Délocaliser la torture

Les « transferts exceptionnels de prisonniers » (selon la terminologie de la CIA) ont permis un autre mode de « traitement des suspects » : aux alentours de 70 d’entre eux ont été transférés par avion et remis à des gouvernements étrangers pour que ceux-ci s’en « occupent ». L’existence de ce programme a été détaillée par le magazine The New Yorker, dans un article intitulé « Délocaliser la torture ».

Les pays impliqués ont été l’Égypte, la Syrie, l’Arabie saoudite, la Jordanie, l’Afghanistan et, selon un ancien ambassadeur britannique en poste à Tachkent, Graig Murray, l’Ouzbékistan, pays connu pour avoir fait ébouillanter des détenus.
Toutes ces révélations ont donné une ampleur inédite au scandale, poussant des responsables politiques en Europe à demander des comptes à Washington.

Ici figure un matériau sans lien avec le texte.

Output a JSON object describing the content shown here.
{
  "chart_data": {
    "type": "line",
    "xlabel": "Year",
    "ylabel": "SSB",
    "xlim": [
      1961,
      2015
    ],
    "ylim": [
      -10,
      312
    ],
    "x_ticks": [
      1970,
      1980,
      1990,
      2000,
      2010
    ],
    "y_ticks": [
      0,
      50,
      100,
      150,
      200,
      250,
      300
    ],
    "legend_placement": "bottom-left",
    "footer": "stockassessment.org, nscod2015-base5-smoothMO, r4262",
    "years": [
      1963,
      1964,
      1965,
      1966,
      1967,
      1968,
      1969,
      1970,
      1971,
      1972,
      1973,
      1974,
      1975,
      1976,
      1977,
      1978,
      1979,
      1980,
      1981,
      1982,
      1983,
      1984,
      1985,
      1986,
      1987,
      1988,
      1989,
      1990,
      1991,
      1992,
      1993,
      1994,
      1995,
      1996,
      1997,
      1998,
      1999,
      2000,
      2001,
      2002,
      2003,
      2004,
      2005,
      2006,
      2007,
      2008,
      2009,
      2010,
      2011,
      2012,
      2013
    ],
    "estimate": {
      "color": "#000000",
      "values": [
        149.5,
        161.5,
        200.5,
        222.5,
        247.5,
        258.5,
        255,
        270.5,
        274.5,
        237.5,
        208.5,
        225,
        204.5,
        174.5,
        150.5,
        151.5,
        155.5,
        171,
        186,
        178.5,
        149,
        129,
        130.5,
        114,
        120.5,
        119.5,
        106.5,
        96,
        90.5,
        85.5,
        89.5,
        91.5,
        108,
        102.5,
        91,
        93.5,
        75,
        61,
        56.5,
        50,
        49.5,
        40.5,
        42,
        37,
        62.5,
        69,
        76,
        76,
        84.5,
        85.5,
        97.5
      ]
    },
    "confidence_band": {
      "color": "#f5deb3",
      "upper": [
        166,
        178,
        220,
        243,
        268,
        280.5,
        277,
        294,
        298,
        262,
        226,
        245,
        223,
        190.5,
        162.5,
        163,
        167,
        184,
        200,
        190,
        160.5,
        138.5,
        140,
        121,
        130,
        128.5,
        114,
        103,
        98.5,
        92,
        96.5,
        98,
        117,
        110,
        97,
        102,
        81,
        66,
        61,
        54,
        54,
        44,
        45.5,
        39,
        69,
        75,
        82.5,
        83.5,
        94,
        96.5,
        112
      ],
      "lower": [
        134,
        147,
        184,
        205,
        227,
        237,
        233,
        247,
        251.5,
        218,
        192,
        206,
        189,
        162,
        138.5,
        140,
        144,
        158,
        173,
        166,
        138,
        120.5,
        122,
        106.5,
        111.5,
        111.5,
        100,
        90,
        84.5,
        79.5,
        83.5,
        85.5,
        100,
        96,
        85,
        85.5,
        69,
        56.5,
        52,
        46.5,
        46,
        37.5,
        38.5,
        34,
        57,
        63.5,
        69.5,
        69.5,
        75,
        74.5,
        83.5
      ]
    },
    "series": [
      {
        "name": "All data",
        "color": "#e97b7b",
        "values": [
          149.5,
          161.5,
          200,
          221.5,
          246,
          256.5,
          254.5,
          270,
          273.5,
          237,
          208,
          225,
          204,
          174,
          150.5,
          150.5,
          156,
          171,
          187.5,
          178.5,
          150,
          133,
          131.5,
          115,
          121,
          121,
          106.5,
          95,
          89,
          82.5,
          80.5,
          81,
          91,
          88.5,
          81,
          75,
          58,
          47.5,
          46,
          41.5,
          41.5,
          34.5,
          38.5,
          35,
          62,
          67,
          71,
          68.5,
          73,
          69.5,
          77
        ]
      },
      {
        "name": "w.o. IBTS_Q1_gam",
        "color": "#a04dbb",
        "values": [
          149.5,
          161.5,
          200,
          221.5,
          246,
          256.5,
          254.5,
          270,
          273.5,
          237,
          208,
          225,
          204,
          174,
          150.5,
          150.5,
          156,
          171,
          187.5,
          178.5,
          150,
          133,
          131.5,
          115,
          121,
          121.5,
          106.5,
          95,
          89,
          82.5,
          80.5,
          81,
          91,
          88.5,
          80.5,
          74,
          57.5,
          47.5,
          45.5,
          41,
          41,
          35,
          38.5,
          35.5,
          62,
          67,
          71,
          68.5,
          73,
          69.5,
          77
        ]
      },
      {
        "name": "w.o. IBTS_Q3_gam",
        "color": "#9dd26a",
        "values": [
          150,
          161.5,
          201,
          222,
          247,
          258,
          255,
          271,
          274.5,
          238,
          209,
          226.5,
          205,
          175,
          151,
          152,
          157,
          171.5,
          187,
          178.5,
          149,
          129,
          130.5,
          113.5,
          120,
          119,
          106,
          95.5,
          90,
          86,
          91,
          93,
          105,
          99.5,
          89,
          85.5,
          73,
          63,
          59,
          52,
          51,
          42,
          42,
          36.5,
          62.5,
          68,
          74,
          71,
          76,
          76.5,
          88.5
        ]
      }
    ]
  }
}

Pourtant lorsqu’un sénateur suisse, Dick Marty, a été mandaté en novembre par le Conseil de l’Europe, pour enquêter sur les centres de détention secrets ayant pu exister sur le territoire européen, c’est seulement auprès de Human Rights Watch (HRW) qu’il a pu obtenir une liste de 31 vols suspects. M. Marty a transmis la liste à l’organisme Eurocontrol (organisation chargée de la sécurité de l’espace aérien européen). Il attend la réponse. Chose frappante, M. Marty est à ce jour le seul officiel à avoir effectué une telle démarche auprès d’Eurocontrol (Le Monde du 9 décembre), démontrant si besoin était, qu’au-delà des grandes déclarations, tous les gouvernements européens laisse Bush libre de faire ce qu’il veut.

Ainsi le gouvernement Bush, avec la collaboration – entre autres – de tous les gouvernements occidentaux, a mis en place à grande échelle un système en dehors de toute légalité : enlèvements, séquestrations sans contrôle, sans limite, dans la plus grande opacité possible, tortures, éliminations de suspects…

Sous prétexte de lutte antiterroriste, les services secrets états-uniens ont désormais tous les droits et ne s’en privent pas. Le cas d’un Allemand d’origine libanaise, Khaled Al-Masri, kidnappé par la CIA en Macédoine en décembre 2003, détenu et torturé pendant des mois en Afghanistan puis relâché en Albanie dans des conditions rocambolesques (Le Monde du 9 décembre) est là pour nous le rappeler.